Below is a Javascript implmentation of the simplest version of modelling-alignment for simple gap costs. (It has also been extended [PAD04] to local- and global-alignment, to linear gap costs, and to the sum-of-probabilities over all alignments in addition to optimal alignment.)

The default values of sequences S and T below are unrelated. Each is a random string of 100 bases generated from the poly-AT-ish model on the right. S and T are both generated from that model but have nothing else in common.

S and T are aligned under two different assumptions. First, it is assumed that an individual sequence is "incompressible", that it is not a "low information" sequence. Second, it is (correctly) assumed that each individual sequence comes from a poly-AT-ish family, that it is a low-information (but not a zero-information) sequence.

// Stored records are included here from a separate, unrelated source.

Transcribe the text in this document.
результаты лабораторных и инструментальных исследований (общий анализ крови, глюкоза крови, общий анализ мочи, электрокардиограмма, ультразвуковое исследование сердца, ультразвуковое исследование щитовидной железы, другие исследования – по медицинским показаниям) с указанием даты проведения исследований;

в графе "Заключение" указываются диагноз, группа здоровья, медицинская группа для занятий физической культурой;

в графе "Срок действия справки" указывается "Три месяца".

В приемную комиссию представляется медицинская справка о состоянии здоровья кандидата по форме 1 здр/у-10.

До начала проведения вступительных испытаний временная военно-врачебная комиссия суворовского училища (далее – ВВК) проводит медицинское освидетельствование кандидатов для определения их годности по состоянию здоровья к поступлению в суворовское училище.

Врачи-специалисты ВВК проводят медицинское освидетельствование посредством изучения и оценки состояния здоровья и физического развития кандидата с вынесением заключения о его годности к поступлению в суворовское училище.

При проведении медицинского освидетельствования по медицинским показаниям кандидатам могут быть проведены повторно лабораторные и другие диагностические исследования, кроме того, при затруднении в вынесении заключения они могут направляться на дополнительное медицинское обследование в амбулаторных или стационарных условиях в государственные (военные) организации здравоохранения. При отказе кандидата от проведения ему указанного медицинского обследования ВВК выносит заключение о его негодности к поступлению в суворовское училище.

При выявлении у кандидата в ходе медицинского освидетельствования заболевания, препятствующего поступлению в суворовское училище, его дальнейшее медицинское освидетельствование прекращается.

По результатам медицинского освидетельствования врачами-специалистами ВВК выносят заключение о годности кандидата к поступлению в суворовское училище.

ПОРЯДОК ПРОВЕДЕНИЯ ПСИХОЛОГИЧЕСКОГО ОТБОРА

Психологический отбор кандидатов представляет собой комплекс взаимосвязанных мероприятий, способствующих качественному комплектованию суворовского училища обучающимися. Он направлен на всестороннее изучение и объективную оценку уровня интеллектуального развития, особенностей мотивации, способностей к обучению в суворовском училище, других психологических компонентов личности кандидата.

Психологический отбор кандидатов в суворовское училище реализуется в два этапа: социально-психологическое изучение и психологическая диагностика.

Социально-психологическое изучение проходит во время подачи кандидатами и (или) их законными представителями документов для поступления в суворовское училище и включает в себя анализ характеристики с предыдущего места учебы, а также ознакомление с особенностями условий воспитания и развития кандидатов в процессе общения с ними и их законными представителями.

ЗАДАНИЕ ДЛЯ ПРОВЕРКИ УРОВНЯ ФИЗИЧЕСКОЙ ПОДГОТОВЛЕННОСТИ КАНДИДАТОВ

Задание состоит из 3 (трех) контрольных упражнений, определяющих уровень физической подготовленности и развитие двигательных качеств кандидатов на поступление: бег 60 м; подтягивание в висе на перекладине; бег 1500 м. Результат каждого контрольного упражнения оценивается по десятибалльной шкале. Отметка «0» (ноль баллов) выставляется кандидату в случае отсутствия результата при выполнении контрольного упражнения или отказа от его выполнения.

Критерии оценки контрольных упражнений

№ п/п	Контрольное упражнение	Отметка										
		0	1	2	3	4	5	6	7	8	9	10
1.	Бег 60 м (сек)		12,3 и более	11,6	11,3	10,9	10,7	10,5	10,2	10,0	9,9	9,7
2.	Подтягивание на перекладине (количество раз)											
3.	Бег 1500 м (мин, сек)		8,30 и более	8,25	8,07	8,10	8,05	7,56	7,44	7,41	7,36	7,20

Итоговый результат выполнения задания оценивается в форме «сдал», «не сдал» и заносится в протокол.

You can change the values of S and T in the form.


          S[i]
    A    C    G    T
 .------------------->P(S[i]|S[i-1])
A| 1/12 1/12 1/12 9/12
 |
C| 9/20 1/20 1/20 9/20
 |
G| 9/20 1/20 1/20 9/20
 |
T| 9/12 1/12 1/12 1/12

S:
T:


  

References

[APD99] L. Allison, D. Powell and T. I. Dix, Compression and approximate matching, Comp. J., 42(1) pp.1-10, 1999
Initial paper on modelling-alignment, incorporating a model of a family of sequences into the dynamic programming algorithm for the optimal, global alignment of two sequences under simple gap costs. The model of the family can be almost any statistical model of sequences.

[PAD04] D. Powell, L. Allison and T. I. Dix, Modelling alignment for non-random sequences, Springer Verlag, LNCS/LNAI, vol.3339, pp.203-214, 2004
Extension of [APD99] to local- and global-alignment, and to linear gap costs, and to optimal-alignment and total probability over all alignments. ROC curves & other results from tests on real and artificial data show modelling-alignment being more accurate than standard algorithms as in FASTA.